One February, when the fields were grey and beaten flat by freezing rains and the forest around the town radiated darkness and rustling, the girl was teaching a class of farm and village children to sing a song.
“What kind of bird is that?” the girl sang.
And the children sang in reply, “A little bird, a black bird, a bird that flies away.”
“And how does that bird eat?” sang the girl.
“A white hat on his head,” the children sang. “Two wooden legs. He goes hungry.”
“And how will that bird taste?” sang the girl.
And the children sang in reply, “We eat him up, we eat him up, so fast we do not know.”
At this point in the song, all the children were supposed to sing sounds instead of words. The girl children were supposed to sing high and eerie sounds like icicles snapping in the silent forest and the boy children were supposed to sing low and empty sounds like the black water of a winter pond, or a winter stomach. This is what they did and as they did the girl looked out over them. The children were of all ages. Some were very young and their cheeks were bright and red with heat from her stove and excitement about the bird who had been caught and so got what he deserved. Some were quite a bit older and of these one girl and one boy in particular seemed older still.

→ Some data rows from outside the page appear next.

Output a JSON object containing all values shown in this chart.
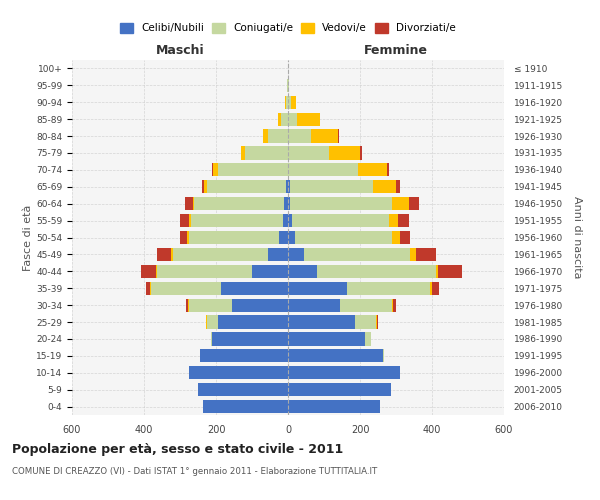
{
  "age_groups": [
    "0-4",
    "5-9",
    "10-14",
    "15-19",
    "20-24",
    "25-29",
    "30-34",
    "35-39",
    "40-44",
    "45-49",
    "50-54",
    "55-59",
    "60-64",
    "65-69",
    "70-74",
    "75-79",
    "80-84",
    "85-89",
    "90-94",
    "95-99",
    "100+"
  ],
  "birth_years": [
    "2006-2010",
    "2001-2005",
    "1996-2000",
    "1991-1995",
    "1986-1990",
    "1981-1985",
    "1976-1980",
    "1971-1975",
    "1966-1970",
    "1961-1965",
    "1956-1960",
    "1951-1955",
    "1946-1950",
    "1941-1945",
    "1936-1940",
    "1931-1935",
    "1926-1930",
    "1921-1925",
    "1916-1920",
    "1911-1915",
    "≤ 1910"
  ],
  "males_celibe": [
    235,
    250,
    275,
    245,
    210,
    195,
    155,
    185,
    100,
    55,
    25,
    15,
    10,
    5,
    0,
    0,
    0,
    0,
    0,
    0,
    0
  ],
  "males_coniugato": [
    0,
    0,
    0,
    0,
    5,
    30,
    120,
    195,
    265,
    265,
    250,
    255,
    250,
    220,
    195,
    120,
    55,
    20,
    5,
    2,
    0
  ],
  "males_vedovo": [
    0,
    0,
    0,
    0,
    0,
    2,
    2,
    2,
    3,
    5,
    5,
    5,
    5,
    8,
    12,
    10,
    15,
    8,
    2,
    0,
    0
  ],
  "males_divorziato": [
    0,
    0,
    0,
    0,
    0,
    2,
    5,
    12,
    40,
    40,
    20,
    25,
    20,
    5,
    5,
    0,
    0,
    0,
    0,
    0,
    0
  ],
  "fem_nubile": [
    255,
    285,
    310,
    265,
    215,
    185,
    145,
    165,
    80,
    45,
    20,
    10,
    5,
    5,
    0,
    0,
    0,
    0,
    0,
    0,
    0
  ],
  "fem_coniugata": [
    0,
    0,
    0,
    2,
    15,
    60,
    145,
    230,
    330,
    295,
    270,
    270,
    285,
    230,
    195,
    115,
    65,
    25,
    8,
    2,
    0
  ],
  "fem_vedova": [
    0,
    0,
    0,
    0,
    0,
    2,
    3,
    5,
    8,
    15,
    20,
    25,
    45,
    65,
    80,
    85,
    75,
    65,
    15,
    2,
    0
  ],
  "fem_divorziata": [
    0,
    0,
    0,
    0,
    0,
    3,
    8,
    20,
    65,
    55,
    30,
    30,
    30,
    10,
    5,
    5,
    2,
    0,
    0,
    0,
    0
  ],
  "color_celibe": "#4472c4",
  "color_coniugato": "#c5d8a0",
  "color_vedovo": "#ffc000",
  "color_divorziato": "#c0392b",
  "title": "Popolazione per età, sesso e stato civile - 2011",
  "subtitle": "COMUNE DI CREAZZO (VI) - Dati ISTAT 1° gennaio 2011 - Elaborazione TUTTITALIA.IT",
  "label_maschi": "Maschi",
  "label_femmine": "Femmine",
  "ylabel_left": "Fasce di età",
  "ylabel_right": "Anni di nascita",
  "legend_labels": [
    "Celibi/Nubili",
    "Coniugati/e",
    "Vedovi/e",
    "Divorziati/e"
  ],
  "xlim": 600,
  "bg_plot": "#f5f5f5",
  "bg_fig": "#ffffff",
  "grid_color": "#cccccc"
}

That girl struck her as very silly. She had grown her hair longer and longer as her body grew up out of her childhood and now her hair slipped down to the wide mound her buttocks made in her skirt and fanned there stiff and coarse and unhealthy. She had plump feet which she fidgeted constantly so they rustled beneath her hem like two pale animals, and sometimes when she answered a question, the girl could see her thoughts lift and scatter like a flock of birds rising all at once from a tree.